3. Die Toteninsel (Isle of the Dead) – Arnold Böcklin
There are actually multiple versions of this work, but all generally show the same scene of a lonely island with a grove of cypress trees, and a small rowboat carrying forth a coffin and a mourning figure in white. The painting has since inspired multiple artists like Salvador Dali, H.R. Giger, and was even a prominent fixture in the RKO King Kong film from 1933. Sergei Rachmaninoff composed a brooding and ominous symphonic poem named Isle of the Dead after he viewed the painting in France in 1907.
2. Un dimanche après-midi à l’Île de la Grande Jatte (A Sunday Afternoon on the Isle of Grand Jatte) – Georges-Pierre Seurat
This famous painting is a prime example of Seurat’s technique of Pointillism, which is an offshoot of Impressionism that uses simple dots of varying color grouped together in such a way so as to form a discernable image. It shows a peaceful scene at a park just off the Seine River in France, and was the basis for Stephen Sondheim’s award-winning musical Sunday in the Park with George.
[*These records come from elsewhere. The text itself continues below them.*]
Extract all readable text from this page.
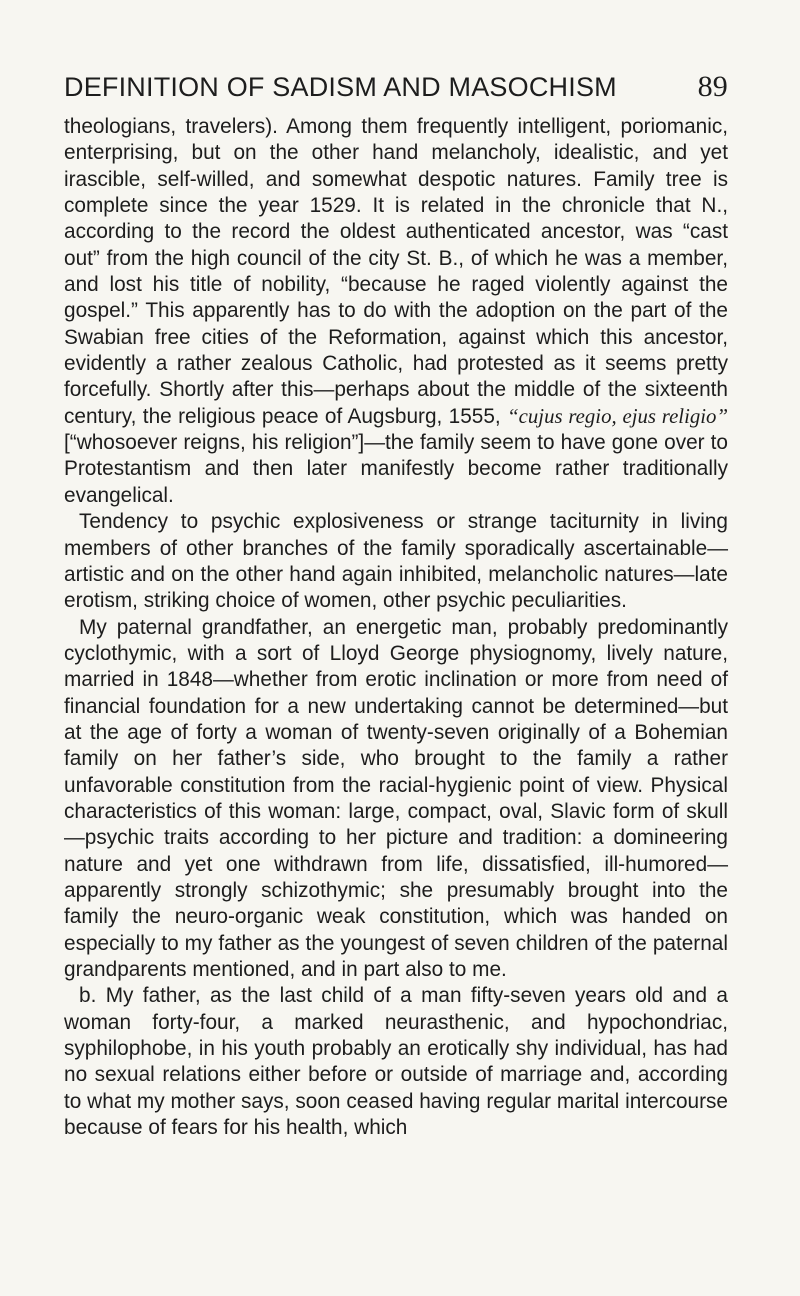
DEFINITION OF SADISM AND MASOCHISM	89

theologians, travelers). Among them frequently intelligent, poriomanic, enterprising, but on the other hand melancholy, idealistic, and yet irascible, self-willed, and somewhat despotic natures. Family tree is complete since the year 1529. It is related in the chronicle that N., according to the record the oldest authenticated ancestor, was “cast out” from the high council of the city St. B., of which he was a member, and lost his title of nobility, “because he raged violently against the gospel.” This apparently has to do with the adoption on the part of the Swabian free cities of the Reformation, against which this ancestor, evidently a rather zealous Catholic, had protested as it seems pretty forcefully. Shortly after this—perhaps about the middle of the sixteenth century, the religious peace of Augsburg, 1555, “cujus regio, ejus religio” [“whosoever reigns, his religion”]—the family seem to have gone over to Protestantism and then later manifestly become rather traditionally evangelical.

Tendency to psychic explosiveness or strange taciturnity in living members of other branches of the family sporadically ascertainable—artistic and on the other hand again inhibited, melancholic natures—late erotism, striking choice of women, other psychic peculiarities.

My paternal grandfather, an energetic man, probably predominantly cyclothymic, with a sort of Lloyd George physiognomy, lively nature, married in 1848—whether from erotic inclination or more from need of financial foundation for a new undertaking cannot be determined—but at the age of forty a woman of twenty-seven originally of a Bohemian family on her father’s side, who brought to the family a rather unfavorable constitution from the racial-hygienic point of view. Physical characteristics of this woman: large, compact, oval, Slavic form of skull—psychic traits according to her picture and tradition: a domineering nature and yet one withdrawn from life, dissatisfied, ill-humored—apparently strongly schizothymic; she presumably brought into the family the neuro-organic weak constitution, which was handed on especially to my father as the youngest of seven children of the paternal grandparents mentioned, and in part also to me.

b. My father, as the last child of a man fifty-seven years old and a woman forty-four, a marked neurasthenic, and hypochondriac, syphilophobe, in his youth probably an erotically shy individual, has had no sexual relations either before or outside of marriage and, according to what my mother says, soon ceased having regular marital intercourse because of fears for his health, which
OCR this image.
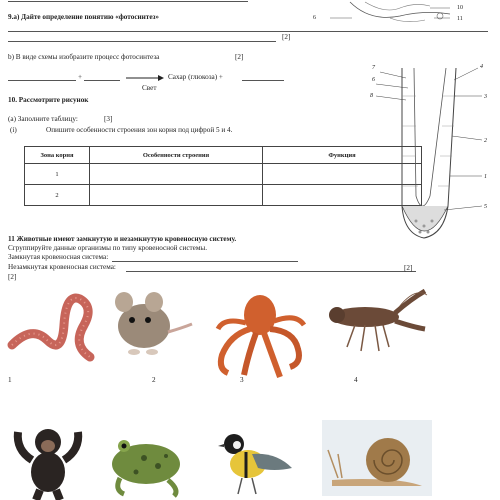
6
10
11
9.a) Дайте определение понятию «фотосинтез»
[2]
b) В виде схемы изобразите процесс фотосинтеза	[2]
+	Сахар (глюкоза) +
Свет
10. Рассмотрите рисунок
(а) Заполните таблицу:	[3]
(i)	Опишите особенности строения зон корня под цифрой 5 и 4.
Зона корня	Особенности строения	Функция
1		
2		
7
6
8
4
3
2
1
5
11 Животные имеют замкнутую и незамкнутую кровеносную систему.
Сгруппируйте данные организмы по типу кровеносной системы.
Замкнутая кровеносная система:
Незамкнутая кровеносная система:	[2]
[2]
1	2	3	4
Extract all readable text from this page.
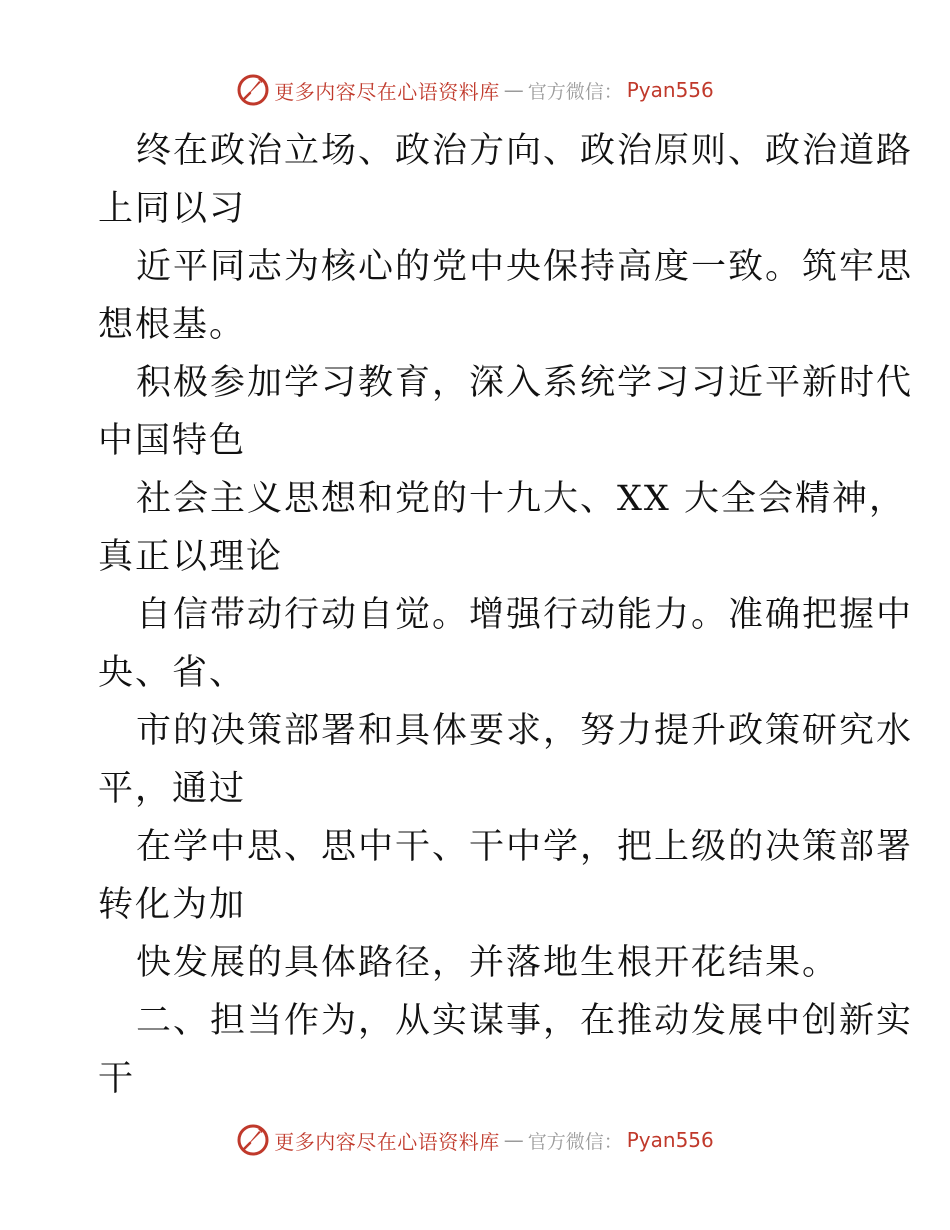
更多内容尽在心语资料库 — 官方微信： Pyan556
终在政治立场、政治方向、政治原则、政治道路
上同以习
近平同志为核心的党中央保持高度一致。筑牢思
想根基。
积极参加学习教育，深入系统学习习近平新时代
中国特色
社会主义思想和党的十九大、XX 大全会精神，
真正以理论
自信带动行动自觉。增强行动能力。准确把握中
央、省、
市的决策部署和具体要求，努力提升政策研究水
平，通过
在学中思、思中干、干中学，把上级的决策部署
转化为加
快发展的具体路径，并落地生根开花结果。
二、担当作为，从实谋事，在推动发展中创新实
干
更多内容尽在心语资料库 — 官方微信： Pyan556
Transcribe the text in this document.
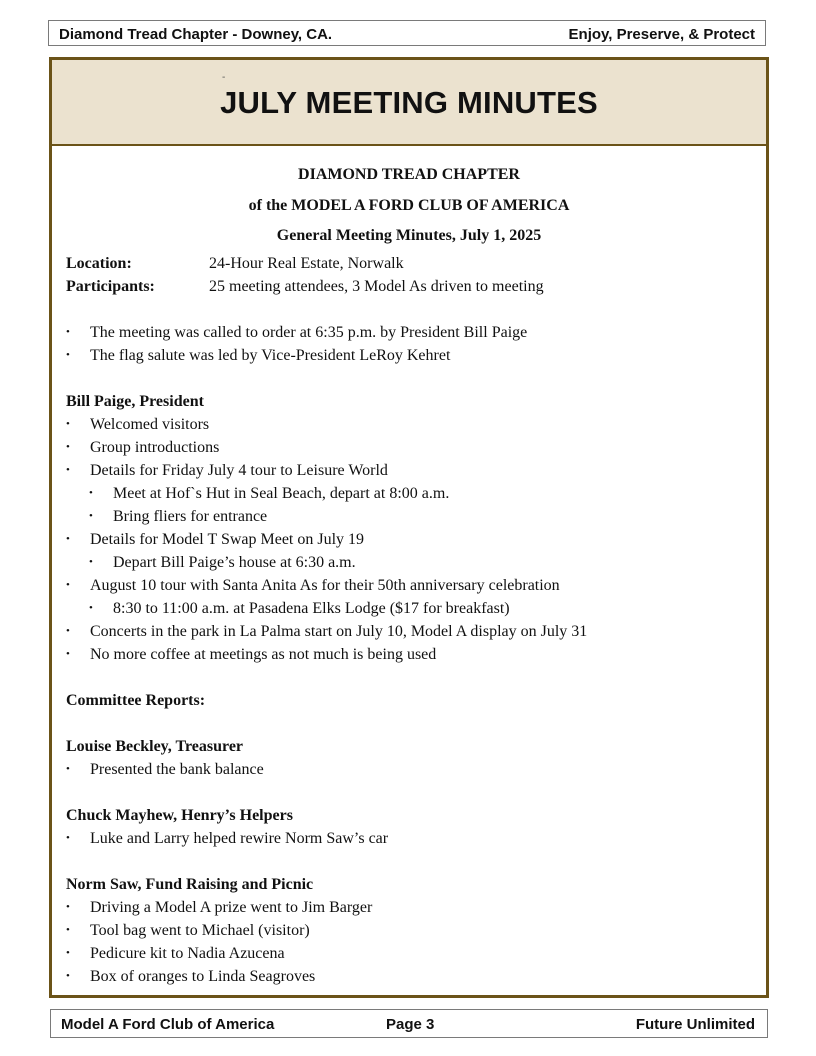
Diamond Tread Chapter - Downey, CA.	Enjoy, Preserve, & Protect
-
JULY MEETING MINUTES
DIAMOND TREAD CHAPTER
of the MODEL A FORD CLUB OF AMERICA
General Meeting Minutes, July 1, 2025
Location:	24-Hour Real Estate, Norwalk
Participants:	25 meeting attendees, 3 Model As driven to meeting
• The meeting was called to order at 6:35 p.m. by President Bill Paige
• The flag salute was led by Vice-President LeRoy Kehret
Bill Paige, President
• Welcomed visitors
• Group introductions
• Details for Friday July 4 tour to Leisure World
• Meet at Hof`s Hut in Seal Beach, depart at 8:00 a.m.
• Bring fliers for entrance
• Details for Model T Swap Meet on July 19
• Depart Bill Paige’s house at 6:30 a.m.
• August 10 tour with Santa Anita As for their 50th anniversary celebration
• 8:30 to 11:00 a.m. at Pasadena Elks Lodge ($17 for breakfast)
• Concerts in the park in La Palma start on July 10, Model A display on July 31
• No more coffee at meetings as not much is being used
Committee Reports:
Louise Beckley, Treasurer
• Presented the bank balance
Chuck Mayhew, Henry’s Helpers
• Luke and Larry helped rewire Norm Saw’s car
Norm Saw, Fund Raising and Picnic
• Driving a Model A prize went to Jim Barger
• Tool bag went to Michael (visitor)
• Pedicure kit to Nadia Azucena
• Box of oranges to Linda Seagroves
Model A Ford Club of America	Page 3	Future Unlimited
1. De sterrennacht (The Starry Night) – Vincent Van Gogh
The night sky was somewhat of a growing theme for Vincent Van Gogh in the late 1880s, and his paintings Cafe Terrace at Night and Starry Night over the Rhone both show hints of what is to come in this, one of his most famous paintings. The scene presented in the painting is a view of Saint-Rémy-de-Provence from Van Gogh’s room at the Saint-Paul Asylum in France. Henri Dutilleux’s orchestral work Timbres, espace, movement (Timbre, Space, Movement) is subtitled La nuit etoile (The Starry Night) after this painting, and Finnish composer Einojuhani Rautavaara wrote an opera about Van Gogh’s life, Vincent. He later adapted this music into his Symphony No. 6, the first movement of which is titled Starry Night.